Ivory Coast's three rebel factions warned yesterday that if there were any attacks by French troops on rebel positions, they would launch an all-out offensive.
French troops are ready to stay for as long as it takes to negotiate a political solution to the crisis, French Army chief General Henri Bentegeat said Sunday. "France ... can leave 2,500 men in Ivory Coast for some years if need be," he told reporters in Abidjan.
Gen. Bentegeat insisted that "there is no question of setting off to reconquer Ivory Coast," and analysts here agree that France would rather not have sent troops.
"France is involved despite herself," says Bernard Conte, an expert on Ivory Coast at Bordeaux University. "Paris has been trapped by the [Ivorian] government, and by West African leaders" who have shown themselves unable and unwilling to resolve the crisis themselves.
Leaders in the Economic Community of West African States (ECOWAS) have been arguing among themselves about how to handle the crisis, and bargaining with France over how much money Paris will pay to transport and equip a regional peacekeeping force, due to be in place by the end of this year.
This dilatory approach "marks the failure of French policy in Africa," based on assisting local governments to organize their own peacekeeping forces, says Mr. Conte. "African nations said they wanted to take their destiny into their own hands, but as soon as there is a problem, they look to the old colonial power for help."
The French decision to send troops, while risking criticism for reviving memories of colonial adventures, was taken "in the name of the modern concept of humanitarianism," says Moisi. After failing to halt the Rwandan genocide, "Paris is saying now that it will not allow bloodshed and the murder of civil society while sitting back passively."
This new activism, however, may come at a price in Ivory Coast. "It is easy to get involved," cautions Marchal. "But it will be quite difficult to get out."

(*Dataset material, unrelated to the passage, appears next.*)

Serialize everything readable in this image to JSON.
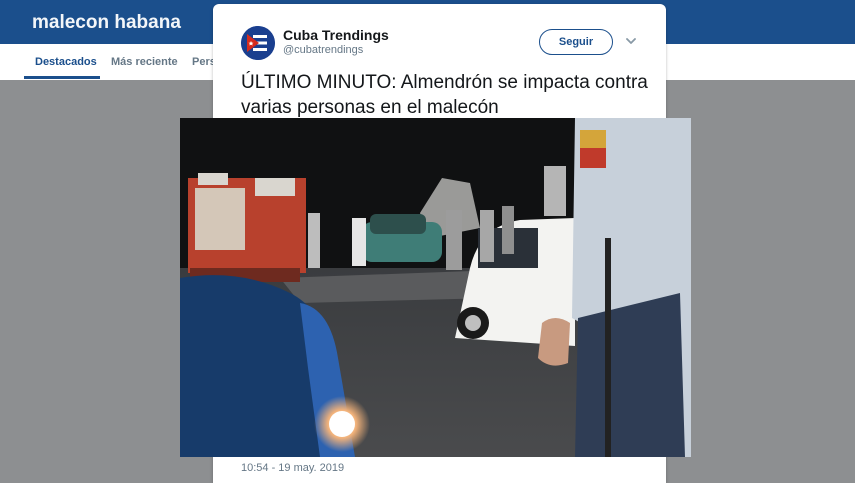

Ivory Coast, the world's largest producer of cocoa, is the economic heavyweight of West Africa, accounting for 40 percent of the GNP in ECOWAS countries. Experts worry that Ivory Coast could spiral into the kind of bloodshed and economic chaos that have troubled neighbors Sierra Leone and Liberia. Twenty thousand French citizens live in Ivory Coast, and French companies have interests there in public works and utilities projects, including water and electricity supply.